Players are also bombarded with a steady stream of data, pointing out subtle issues for them to improve. On “baggie day” last Thursday, each player met not just with Atkinson and Marks, but with the analytics team who gave them a personalized look at where they improved in the past year, what they need to work on.
As Marks has said, “We use analytics on a daily basis, on an hourly basis.”
This year also saw the G-League take more prominence in development with the addition of the two-way players. The Nets got a look at Milton Doyle, who went from a non-entity at the NBA Draft to one of the top players in the G-League, getting better numbers in Long Island than in college at Loyola Chicago.
The organization also had Isaiah Whitehead on an extended assignment with the G-League Nets to get minutes, confidence and an opportunity to stretch his game. He spent a lot of time at the 3 and developed a scorer’s mentality. No more yo-yoing. The Nets kept him there and by season’s end, he was arguably the best player in the G-League, averaging 32 points during the team’s stretch run.

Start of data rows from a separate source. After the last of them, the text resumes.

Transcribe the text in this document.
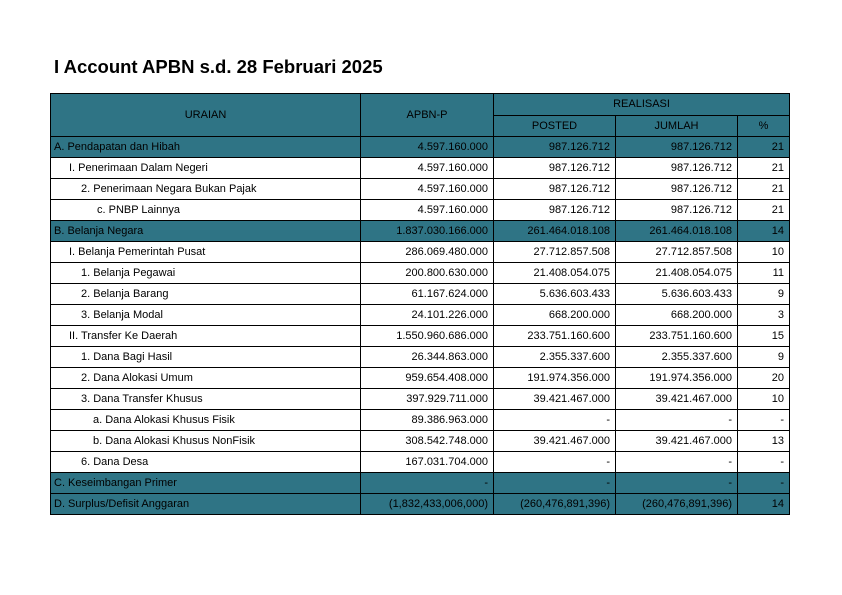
I Account APBN s.d. 28 Februari 2025
URAIAN	APBN-P	REALISASI		
		POSTED	JUMLAH	%
A. Pendapatan dan Hibah	4.597.160.000	987.126.712	987.126.712	21
I. Penerimaan Dalam Negeri	4.597.160.000	987.126.712	987.126.712	21
2. Penerimaan Negara Bukan Pajak	4.597.160.000	987.126.712	987.126.712	21
c. PNBP Lainnya	4.597.160.000	987.126.712	987.126.712	21
B. Belanja Negara	1.837.030.166.000	261.464.018.108	261.464.018.108	14
I. Belanja Pemerintah Pusat	286.069.480.000	27.712.857.508	27.712.857.508	10
1. Belanja Pegawai	200.800.630.000	21.408.054.075	21.408.054.075	11
2. Belanja Barang	61.167.624.000	5.636.603.433	5.636.603.433	9
3. Belanja Modal	24.101.226.000	668.200.000	668.200.000	3
II. Transfer Ke Daerah	1.550.960.686.000	233.751.160.600	233.751.160.600	15
1. Dana Bagi Hasil	26.344.863.000	2.355.337.600	2.355.337.600	9
2. Dana Alokasi Umum	959.654.408.000	191.974.356.000	191.974.356.000	20
3. Dana Transfer Khusus	397.929.711.000	39.421.467.000	39.421.467.000	10
a. Dana Alokasi Khusus Fisik	89.386.963.000	-	-	-
b. Dana Alokasi Khusus NonFisik	308.542.748.000	39.421.467.000	39.421.467.000	13
6. Dana Desa	167.031.704.000	-	-	-
C. Keseimbangan Primer	-	-	-	-
D. Surplus/Defisit Anggaran	(1,832,433,006,000)	(260,476,891,396)	(260,476,891,396)	14
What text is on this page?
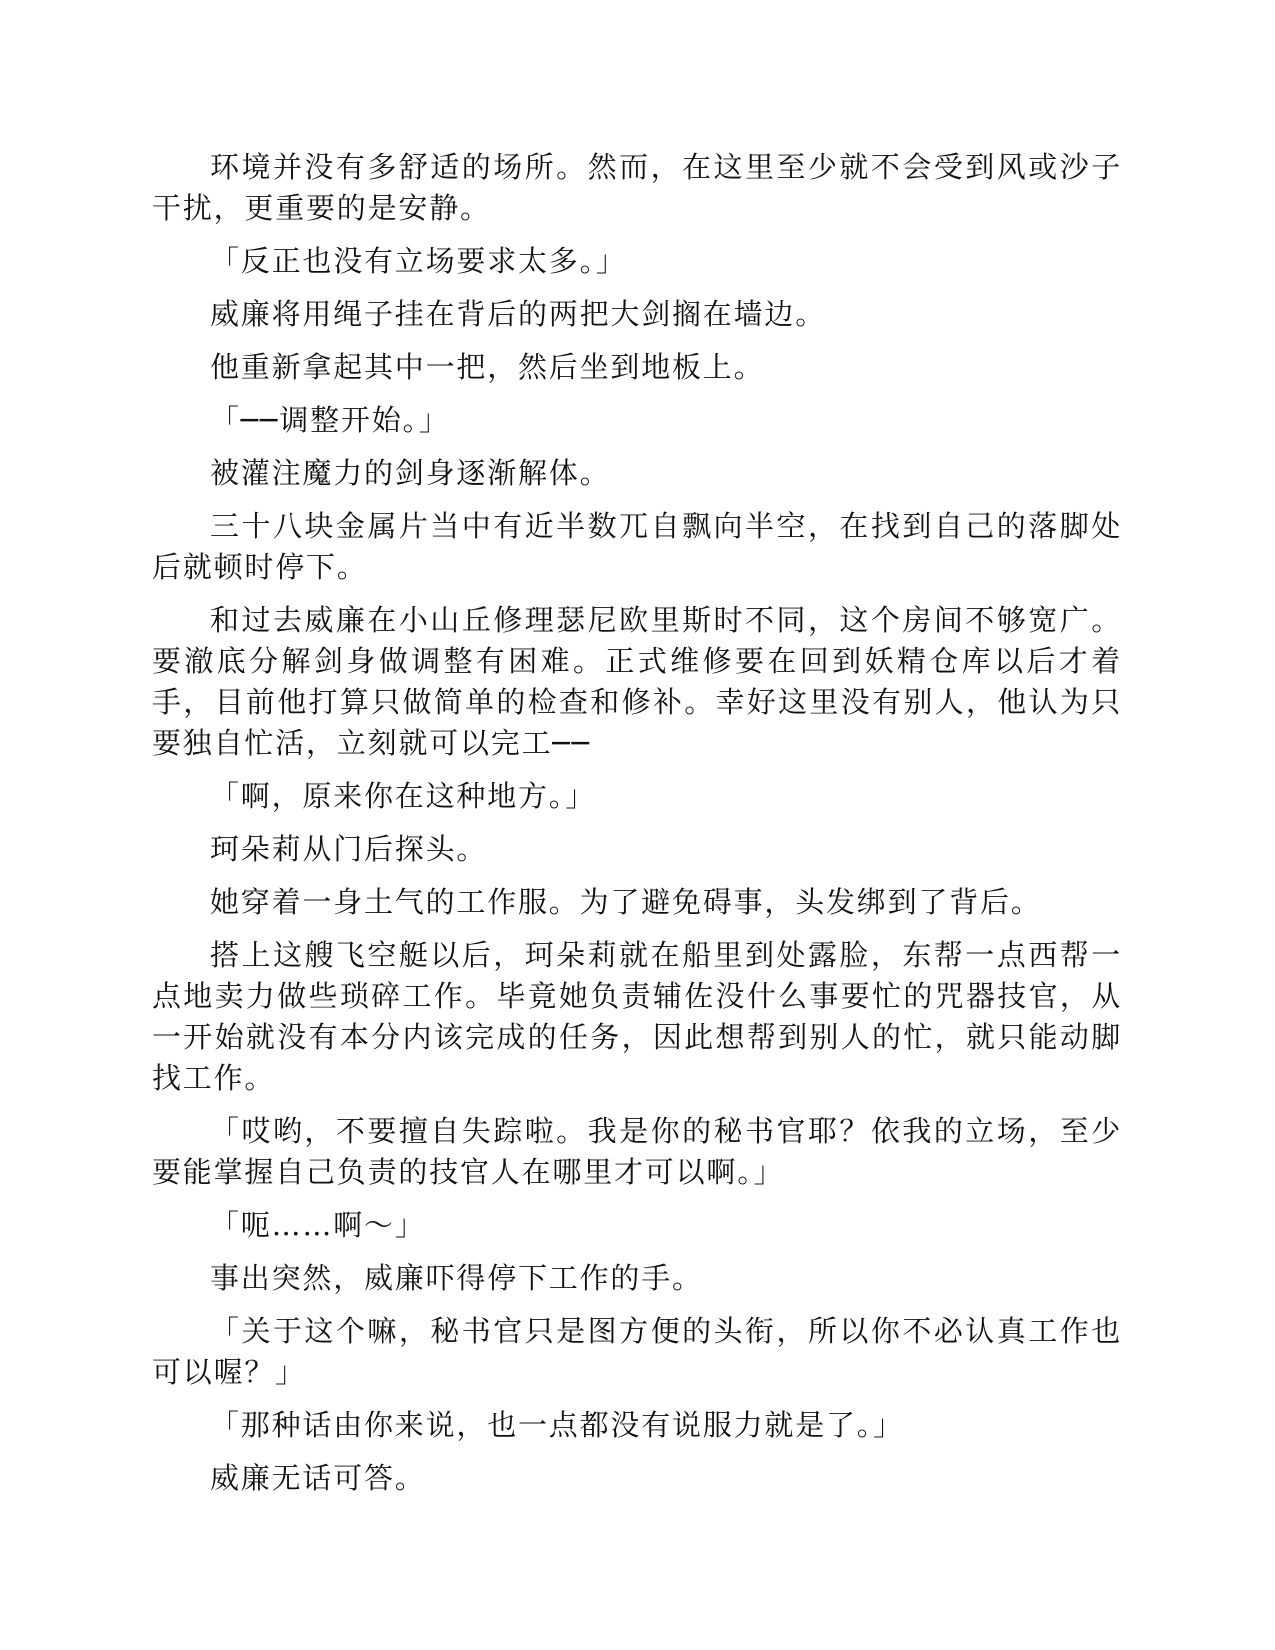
环境并没有多舒适的场所。然而，在这里至少就不会受到风或沙子干扰，更重要的是安静。

「反正也没有立场要求太多。」

威廉将用绳子挂在背后的两把大剑搁在墙边。

他重新拿起其中一把，然后坐到地板上。

「──调整开始。」

被灌注魔力的剑身逐渐解体。

三十八块金属片当中有近半数兀自飘向半空，在找到自己的落脚处后就顿时停下。

和过去威廉在小山丘修理瑟尼欧里斯时不同，这个房间不够宽广。要澈底分解剑身做调整有困难。正式维修要在回到妖精仓库以后才着手，目前他打算只做简单的检查和修补。幸好这里没有别人，他认为只要独自忙活，立刻就可以完工──

「啊，原来你在这种地方。」

珂朵莉从门后探头。

她穿着一身土气的工作服。为了避免碍事，头发绑到了背后。

搭上这艘飞空艇以后，珂朵莉就在船里到处露脸，东帮一点西帮一点地卖力做些琐碎工作。毕竟她负责辅佐没什么事要忙的咒器技官，从一开始就没有本分内该完成的任务，因此想帮到别人的忙，就只能动脚找工作。

「哎哟，不要擅自失踪啦。我是你的秘书官耶？依我的立场，至少要能掌握自己负责的技官人在哪里才可以啊。」

「呃……啊～」

事出突然，威廉吓得停下工作的手。

「关于这个嘛，秘书官只是图方便的头衔，所以你不必认真工作也可以喔？」

「那种话由你来说，也一点都没有说服力就是了。」

威廉无话可答。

For the Nets, with their lack of draft picks, turning “fallen angels” or “diamonds in the rough” into NBA rotation players is critical. They have to do it.
“If you want to call some of them diamonds in the rough or so forth, but I don’t think we can argue with what Kenny and the staff have done in terms of developing talent,” Marks said earlier this week.
The real development lab, of course, is the off-season training and skills development at HSS Training Center. NBA teams can’t require players to spend time working out, but they can “encourage” it, and the Nets do.
Said Atkinson at the same press conference: “Whether it’s D’Angelo or Jarrett or Allen, they’re going to say ‘Man, I’m going to buy into this.’ The proof will be in the pudding when we start next year’s preseason and we talk about the commitment and buy-in, but I expect full commitment.
“That’s the feedback we got in exit interviews, that’s the type of guy we collectively brought in here that buy into the whole program. So I expect full participation, enthusiasm for what we’re trying to do here in the off-season from all those guys.”
LeVert probably spent the most time last year at HSS. Key players like Allen Crabbe, D’Angelo Russell and Jarrett Allen didn’t join in until July following injury rehab, trades and the draft. LeVert likes the way things worked out.
“Obviously we’re really big with player development here,” LeVert told Dowd. “And you can see that with the guys on the team. You know how everybody’s developed. And they do it in a really positive way, a really fun way. And obviously Kenny’s a really good coach. So going forward we can’t wait to continue to get better and continue to get better with that theme and see where it takes us.”